The changing faces of war
Professor Sir Adam Roberts’s research brings theory and practice together to inform states’ acts before, during and after wars.
Image credit: Czechoslovakian Army Entering Vladivostok, Siberia, in 1918, George Benjamin Luks, www.lacma.org
Since 1945, armed conflict is less likely to take the form of major wars between developed states, and is now more frequently seen in developing countries and post-colonial situations. New states have been encountering the inherent difficulties of establishing legitimate borders, political systems, and relations between different ethnic and religious communities. When a country is fighting itself, when uses of force often take the clandestine form of terrorism, and when outside observers and internal experts can’t rely on standard labels such as ‘combatants’ and ‘civilians’, should our international legal structures change to reflect this new reality? Or do existing legal structures, largely formed in the aftermath of the Second World War, encompass the principles and rules needed to maintain their relevance in armed conflicts, seven decades on?

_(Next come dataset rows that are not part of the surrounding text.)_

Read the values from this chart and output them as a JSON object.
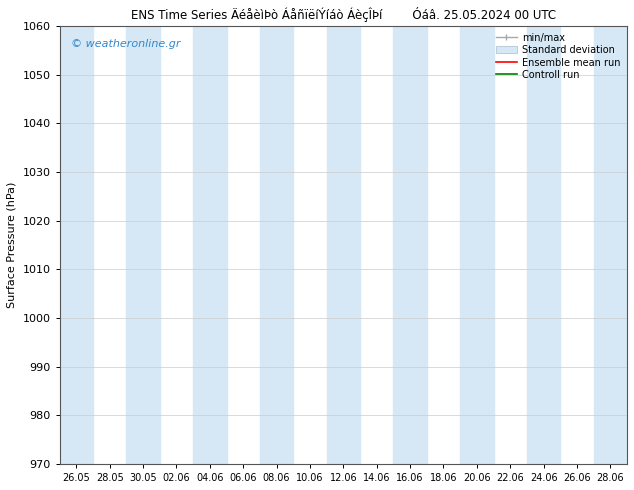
{
  "title_left": "ENS Time Series ÄéåèìÞò ÁåñïëíÝíáò ÁèçÎÞí",
  "title_right": "Óáâ. 25.05.2024 00 UTC",
  "ylabel": "Surface Pressure (hPa)",
  "ylim": [
    970,
    1060
  ],
  "yticks": [
    970,
    980,
    990,
    1000,
    1010,
    1020,
    1030,
    1040,
    1050,
    1060
  ],
  "x_labels": [
    "26.05",
    "28.05",
    "30.05",
    "02.06",
    "04.06",
    "06.06",
    "08.06",
    "10.06",
    "12.06",
    "14.06",
    "16.06",
    "18.06",
    "20.06",
    "22.06",
    "24.06",
    "26.06",
    "28.06"
  ],
  "watermark": "© weatheronline.gr",
  "bg_color": "#ffffff",
  "band_color": "#d6e8f5",
  "grid_color": "#cccccc",
  "min_max_color": "#a8a8a8",
  "ensemble_color": "#ff0000",
  "control_color": "#008000"
}
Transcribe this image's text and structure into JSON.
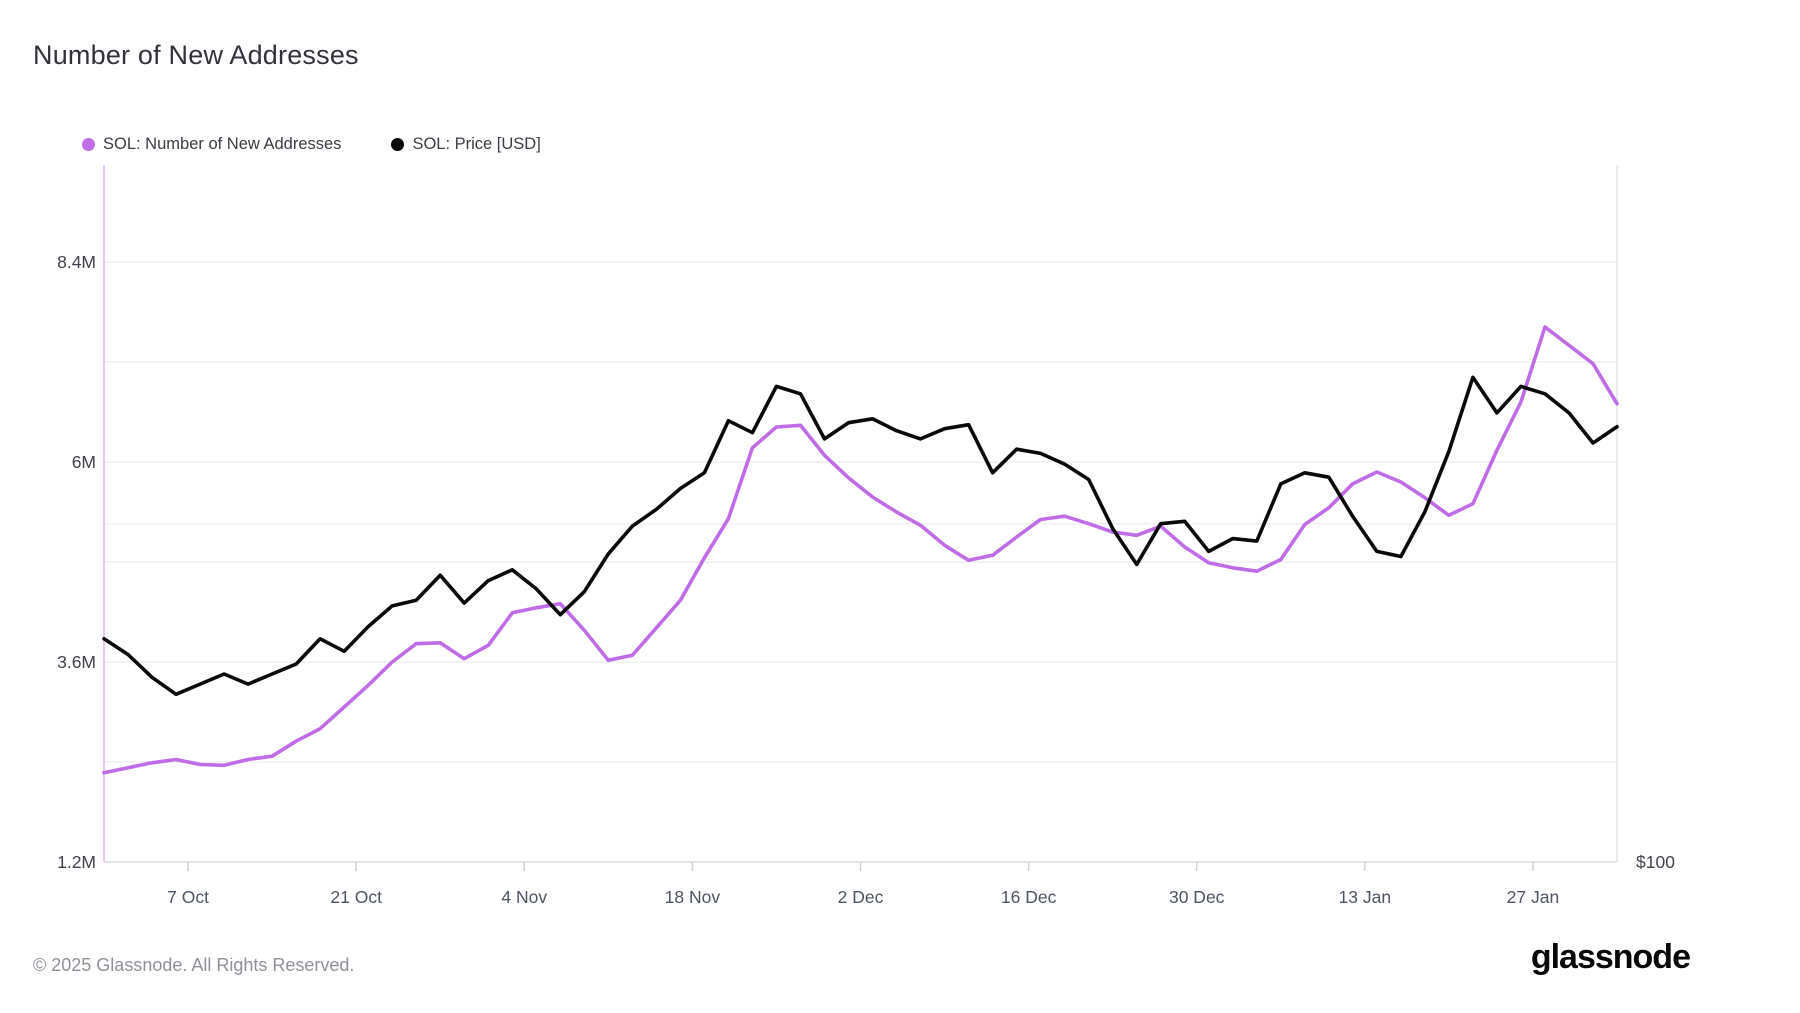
{
  "page": {
    "title": "Number of New Addresses"
  },
  "legend": {
    "items": [
      {
        "label": "SOL: Number of New Addresses",
        "color": "#bf6ce6"
      },
      {
        "label": "SOL: Price [USD]",
        "color": "#0a0a0a"
      }
    ]
  },
  "footer": {
    "copyright": "© 2025 Glassnode. All Rights Reserved.",
    "brand": "glassnode"
  },
  "chart_data": {
    "type": "line",
    "title": "Number of New Addresses",
    "grid": "horizontal-only",
    "legend_position": "top-left",
    "x_range_days": 126,
    "x": [
      "30 Sep",
      "2 Oct",
      "4 Oct",
      "6 Oct",
      "8 Oct",
      "10 Oct",
      "12 Oct",
      "14 Oct",
      "16 Oct",
      "18 Oct",
      "20 Oct",
      "22 Oct",
      "24 Oct",
      "26 Oct",
      "28 Oct",
      "30 Oct",
      "1 Nov",
      "3 Nov",
      "5 Nov",
      "7 Nov",
      "9 Nov",
      "11 Nov",
      "13 Nov",
      "15 Nov",
      "17 Nov",
      "19 Nov",
      "21 Nov",
      "23 Nov",
      "25 Nov",
      "27 Nov",
      "29 Nov",
      "1 Dec",
      "3 Dec",
      "5 Dec",
      "7 Dec",
      "9 Dec",
      "11 Dec",
      "13 Dec",
      "15 Dec",
      "17 Dec",
      "19 Dec",
      "21 Dec",
      "23 Dec",
      "25 Dec",
      "27 Dec",
      "29 Dec",
      "31 Dec",
      "2 Jan",
      "4 Jan",
      "6 Jan",
      "8 Jan",
      "10 Jan",
      "12 Jan",
      "14 Jan",
      "16 Jan",
      "18 Jan",
      "20 Jan",
      "22 Jan",
      "24 Jan",
      "26 Jan",
      "28 Jan",
      "30 Jan",
      "1 Feb",
      "3 Feb"
    ],
    "x_ticks": [
      {
        "label": "7 Oct",
        "day": 7
      },
      {
        "label": "21 Oct",
        "day": 21
      },
      {
        "label": "4 Nov",
        "day": 35
      },
      {
        "label": "18 Nov",
        "day": 49
      },
      {
        "label": "2 Dec",
        "day": 63
      },
      {
        "label": "16 Dec",
        "day": 77
      },
      {
        "label": "30 Dec",
        "day": 91
      },
      {
        "label": "13 Jan",
        "day": 105
      },
      {
        "label": "27 Jan",
        "day": 119
      }
    ],
    "left_axis": {
      "label": "Number of New Addresses",
      "scale": "linear",
      "unit": "M",
      "min": 1.2,
      "max": 9.57,
      "tick_labels": [
        "8.4M",
        "6M",
        "3.6M",
        "1.2M"
      ],
      "tick_values": [
        8.4,
        6.0,
        3.6,
        1.2
      ],
      "gridline_values": [
        8.4,
        7.2,
        6.0,
        4.8,
        3.6,
        2.4
      ]
    },
    "right_axis": {
      "label": "Price [USD]",
      "scale": "log",
      "unit": "USD",
      "tick_labels": [
        "$100"
      ],
      "tick_values": [
        100
      ],
      "gridline_values": [
        200
      ]
    },
    "series": [
      {
        "name": "SOL: Number of New Addresses",
        "axis": "left",
        "unit": "millions of addresses",
        "color": "#bf6ce6",
        "values": [
          2.27,
          2.33,
          2.39,
          2.43,
          2.37,
          2.36,
          2.43,
          2.47,
          2.65,
          2.8,
          3.06,
          3.32,
          3.6,
          3.82,
          3.83,
          3.64,
          3.8,
          4.19,
          4.25,
          4.3,
          3.98,
          3.62,
          3.68,
          4.01,
          4.34,
          4.85,
          5.32,
          6.17,
          6.42,
          6.44,
          6.08,
          5.81,
          5.58,
          5.4,
          5.24,
          5.0,
          4.82,
          4.88,
          5.1,
          5.31,
          5.35,
          5.26,
          5.16,
          5.12,
          5.23,
          4.98,
          4.79,
          4.73,
          4.69,
          4.83,
          5.25,
          5.45,
          5.74,
          5.88,
          5.76,
          5.57,
          5.36,
          5.5,
          6.14,
          6.72,
          7.62,
          7.4,
          7.18,
          6.7
        ]
      },
      {
        "name": "SOL: Price [USD]",
        "axis": "right",
        "unit": "USD",
        "color": "#0a0a0a",
        "values": [
          158,
          153,
          146,
          141,
          144,
          147,
          144,
          147,
          150,
          158,
          154,
          162,
          169,
          171,
          180,
          170,
          178,
          182,
          175,
          166,
          174,
          188,
          199,
          206,
          215,
          222,
          247,
          241,
          265,
          261,
          238,
          246,
          248,
          242,
          238,
          243,
          245,
          222,
          233,
          231,
          226,
          219,
          198,
          184,
          200,
          201,
          189,
          194,
          193,
          217,
          222,
          220,
          203,
          189,
          187,
          205,
          232,
          270,
          251,
          265,
          261,
          251,
          236,
          244
        ]
      }
    ]
  }
}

Professor Roberts states that the existing body of international law does not need fundamental change, but that the changed character of war needs renewed understanding of existing rules, including on such basic matters as the prohibition of torture. The structure created by states in the post-War period recognizes the importance of certain non-state armed forces, and is flexible enough to adapt to change. What is needed is authoritative and commonsensical interpretation of these rules to fit the new facts of international life. Such a process is already happening – albeit in fits and starts – thanks to decisions of national and international courts, commissions of inquiry, and the actions of some governments, armed forces and international institutions.
Roberts’s work has contributed to changes in doctrine and practice. The International Committee of the Red Cross (ICRC), the body that seeks to ensure humanitarian protection and assistance for victims of war and armed violence, drew on Roberts’s work in its 2012 report on Occupation and Other Forms of Administration of Foreign Territory. This report strongly supported the view that what is needed is not a re-writing of the law, but rather interpretations made in the spirit of the law that ensure that the needs of the occupied population are met and the security interests of the occupying power are preserved. UN thinking about peacekeeping forces has drawn on his research on the laws of war. In the USA Roberts’s research has informed ongoing revisions of the Department of Defense's manuals on the law of armed conflict.

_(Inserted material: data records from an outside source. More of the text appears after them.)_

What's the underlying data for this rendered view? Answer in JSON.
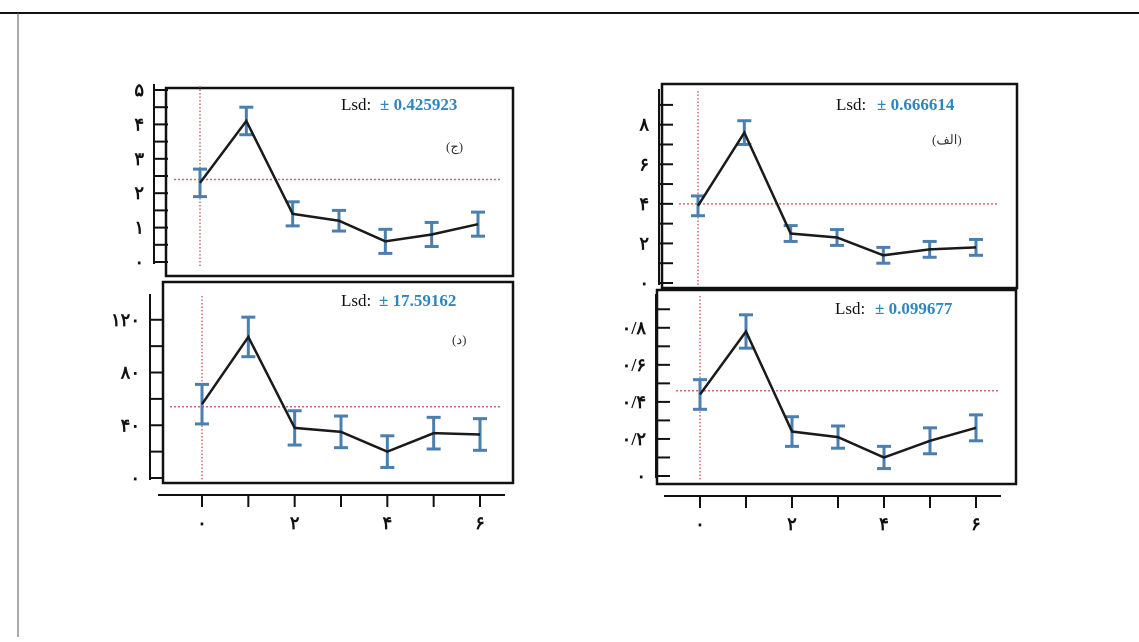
{
  "colors": {
    "line": "#1a1a1a",
    "errorbar": "#4a7fb0",
    "meanline": "#d06a6a",
    "lsd_value": "#2e86c1",
    "frame": "#111111"
  },
  "chart_data": [
    {
      "type": "line",
      "panel_label": "(الف)",
      "lsd_label": "Lsd:",
      "lsd_value": "± 0.666614",
      "x": [
        0,
        1,
        2,
        3,
        4,
        5,
        6
      ],
      "x_tick_labels": [
        "۰",
        "",
        "۲",
        "",
        "۴",
        "",
        "۶"
      ],
      "y": [
        3.9,
        7.6,
        2.5,
        2.3,
        1.4,
        1.7,
        1.8
      ],
      "y_err": [
        0.5,
        0.6,
        0.4,
        0.4,
        0.4,
        0.4,
        0.4
      ],
      "y_tick_labels": [
        "۰",
        "۲",
        "۴",
        "۶",
        "۸"
      ],
      "y_ticks": [
        0,
        2,
        4,
        6,
        8
      ],
      "ylim": [
        0,
        9.5
      ],
      "mean_line": 4.0
    },
    {
      "type": "line",
      "panel_label": "(ج)",
      "lsd_label": "Lsd:",
      "lsd_value": "± 0.425923",
      "x": [
        0,
        1,
        2,
        3,
        4,
        5,
        6
      ],
      "x_tick_labels": [
        "۰",
        "",
        "۲",
        "",
        "۴",
        "",
        "۶"
      ],
      "y": [
        2.3,
        4.1,
        1.4,
        1.2,
        0.6,
        0.8,
        1.1
      ],
      "y_err": [
        0.4,
        0.4,
        0.35,
        0.3,
        0.35,
        0.35,
        0.35
      ],
      "y_tick_labels": [
        "۰",
        "۱",
        "۲",
        "۳",
        "۴",
        "۵"
      ],
      "y_ticks": [
        0,
        1,
        2,
        3,
        4,
        5
      ],
      "ylim": [
        0,
        5
      ],
      "mean_line": 2.4
    },
    {
      "type": "line",
      "panel_label": "",
      "lsd_label": "Lsd:",
      "lsd_value": "± 0.099677",
      "x": [
        0,
        1,
        2,
        3,
        4,
        5,
        6
      ],
      "x_tick_labels": [
        "۰",
        "",
        "۲",
        "",
        "۴",
        "",
        "۶"
      ],
      "y": [
        0.44,
        0.78,
        0.24,
        0.21,
        0.1,
        0.19,
        0.26
      ],
      "y_err": [
        0.08,
        0.09,
        0.08,
        0.06,
        0.06,
        0.07,
        0.07
      ],
      "y_tick_labels": [
        "۰",
        "۰/۲",
        "۰/۴",
        "۰/۶",
        "۰/۸"
      ],
      "y_ticks": [
        0,
        0.2,
        0.4,
        0.6,
        0.8
      ],
      "ylim": [
        0,
        0.95
      ],
      "mean_line": 0.46
    },
    {
      "type": "line",
      "panel_label": "(د)",
      "lsd_label": "Lsd:",
      "lsd_value": "± 17.59162",
      "x": [
        0,
        1,
        2,
        3,
        4,
        5,
        6
      ],
      "x_tick_labels": [
        "۰",
        "",
        "۲",
        "",
        "۴",
        "",
        "۶"
      ],
      "y": [
        56,
        107,
        38,
        35,
        20,
        34,
        33
      ],
      "y_err": [
        15,
        15,
        13,
        12,
        12,
        12,
        12
      ],
      "y_tick_labels": [
        "۰",
        "۴۰",
        "۸۰",
        "۱۲۰"
      ],
      "y_ticks": [
        0,
        40,
        80,
        120
      ],
      "ylim": [
        0,
        135
      ],
      "mean_line": 54
    }
  ]
}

Former UN Secretary General Kofi Annan personally praised Roberts's work and contribution to the debate.
It’s not just in the international sphere that Roberts’s work is influential. His research has fed into changes in training in the UK. He was a retained expert for the Baha Mousa Public Inquiry into the death of an Iraqi civilian held in the custody of British soldiers, at which he evaluated recent developments in UK training guidelines for detainee custody and interrogation, and recommended changes to future detention policy, practice and training. His key points were referred to in the final report, which was accepted by the government in 2011. Professor Roberts has frequently given evidence to UK parliamentary committees; and, as a member of the UK Defence Academy Advisory Board from 2003 to 2015, he has played a part in improving the coverage of the law on armed conflict at all levels of the training of the armed forces.